外山雄三『管弦楽のためのラプソディー』の謎・続



 5月2日に、外山雄三氏の『管弦楽のためのラプソディー』という曲についての記事を書いたが、その翌日、NAXOS『日本作曲家選輯』(沼尻竜典指揮、東京都交響楽団)というCDを手に入れた。2000年録音なので、もちろん旧版のはずである。一聴して、岩城宏之の演奏とあまりにも違うので当惑してしまった。
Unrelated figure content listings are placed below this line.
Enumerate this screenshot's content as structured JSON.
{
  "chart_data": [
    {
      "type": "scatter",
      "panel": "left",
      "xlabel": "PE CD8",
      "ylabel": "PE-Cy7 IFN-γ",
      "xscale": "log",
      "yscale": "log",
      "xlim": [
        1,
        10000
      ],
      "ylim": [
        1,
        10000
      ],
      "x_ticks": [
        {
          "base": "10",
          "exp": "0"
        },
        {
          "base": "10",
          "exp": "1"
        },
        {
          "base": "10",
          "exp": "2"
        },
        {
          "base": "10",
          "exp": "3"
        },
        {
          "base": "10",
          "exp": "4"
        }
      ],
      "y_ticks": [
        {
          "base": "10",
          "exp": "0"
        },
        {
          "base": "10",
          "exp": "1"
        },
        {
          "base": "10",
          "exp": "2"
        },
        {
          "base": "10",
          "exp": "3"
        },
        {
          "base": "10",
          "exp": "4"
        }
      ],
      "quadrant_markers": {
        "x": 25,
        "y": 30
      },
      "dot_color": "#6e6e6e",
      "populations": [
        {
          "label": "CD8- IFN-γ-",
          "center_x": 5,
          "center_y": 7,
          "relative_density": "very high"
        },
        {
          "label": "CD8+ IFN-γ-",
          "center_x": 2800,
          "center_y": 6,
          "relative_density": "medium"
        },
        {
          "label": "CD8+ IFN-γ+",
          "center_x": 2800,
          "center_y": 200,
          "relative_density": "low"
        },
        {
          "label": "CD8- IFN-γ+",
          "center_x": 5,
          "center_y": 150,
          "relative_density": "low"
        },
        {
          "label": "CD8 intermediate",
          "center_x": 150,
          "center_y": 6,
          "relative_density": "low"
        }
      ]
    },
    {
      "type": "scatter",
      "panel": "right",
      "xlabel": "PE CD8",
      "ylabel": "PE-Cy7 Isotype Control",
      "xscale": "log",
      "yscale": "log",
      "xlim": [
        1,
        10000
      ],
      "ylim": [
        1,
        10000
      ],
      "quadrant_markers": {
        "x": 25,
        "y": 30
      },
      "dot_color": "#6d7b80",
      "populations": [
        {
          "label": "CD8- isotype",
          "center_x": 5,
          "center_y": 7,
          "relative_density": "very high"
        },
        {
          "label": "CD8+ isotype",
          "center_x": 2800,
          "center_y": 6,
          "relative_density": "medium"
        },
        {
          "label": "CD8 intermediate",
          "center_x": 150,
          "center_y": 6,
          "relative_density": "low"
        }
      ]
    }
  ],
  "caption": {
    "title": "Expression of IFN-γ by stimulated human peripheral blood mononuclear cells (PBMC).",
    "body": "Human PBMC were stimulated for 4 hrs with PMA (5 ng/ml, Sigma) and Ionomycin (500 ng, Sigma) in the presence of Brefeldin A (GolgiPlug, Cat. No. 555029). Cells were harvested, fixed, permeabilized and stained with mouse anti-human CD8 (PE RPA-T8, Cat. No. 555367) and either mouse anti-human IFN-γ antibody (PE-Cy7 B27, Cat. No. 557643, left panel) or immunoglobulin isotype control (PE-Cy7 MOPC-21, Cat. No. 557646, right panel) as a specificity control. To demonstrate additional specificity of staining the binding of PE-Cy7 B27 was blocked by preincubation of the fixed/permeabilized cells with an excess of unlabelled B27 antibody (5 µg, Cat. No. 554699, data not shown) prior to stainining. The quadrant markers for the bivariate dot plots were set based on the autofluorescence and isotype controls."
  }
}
 例えば、最後の「急」の冒頭に、おそらくはオーケストラメンバー全員によると思われる「ハッ!」という掛け声が入っている。これは改訂版の楽譜にも、岩城の録音にもない。ということは、初版にあった「ハッ!」を岩城がカットしたか、なかったのに沼尻が独自に加えたかどちらかである。岩城がこの曲の初演者であることを考えると、沼尻が加えた可能性が高いだろう。もちろん、作曲者がご存命で現役なのだから、断り無くということはないに違いない。大太鼓(和太鼓)の扱いも、改訂稿とも岩城とも違う。

 録音が新しいためか、各パートの音が岩城盤に比べると明瞭に聞き分けられる。その結果、2001年の改訂が、先日書いたようなトランペットやホルン、フルートの問題でないこともはっきりした。改訂の内容はまったく分からない、と言うしかない。これで、この曲を巡る事態は益々複雑となる。

 版の問題が有名なブルックナーだけではなく、ベートーベンにだって楽譜の異同についての問題は存在するし、演奏者が解釈のレベルを超えて勝手に手を加えることも、少なくとも昔は、さほど珍しいとは言えなかった。しかし、今日、作曲者がご存命で、曲の歴史も浅いのに、作曲者自身を含めた演奏家が、演奏の場でアレンジを加えて事態を複雑にしているというのは、果たしてよくあることなのかどうか?

 「作品」というものの実像は捉えがたい。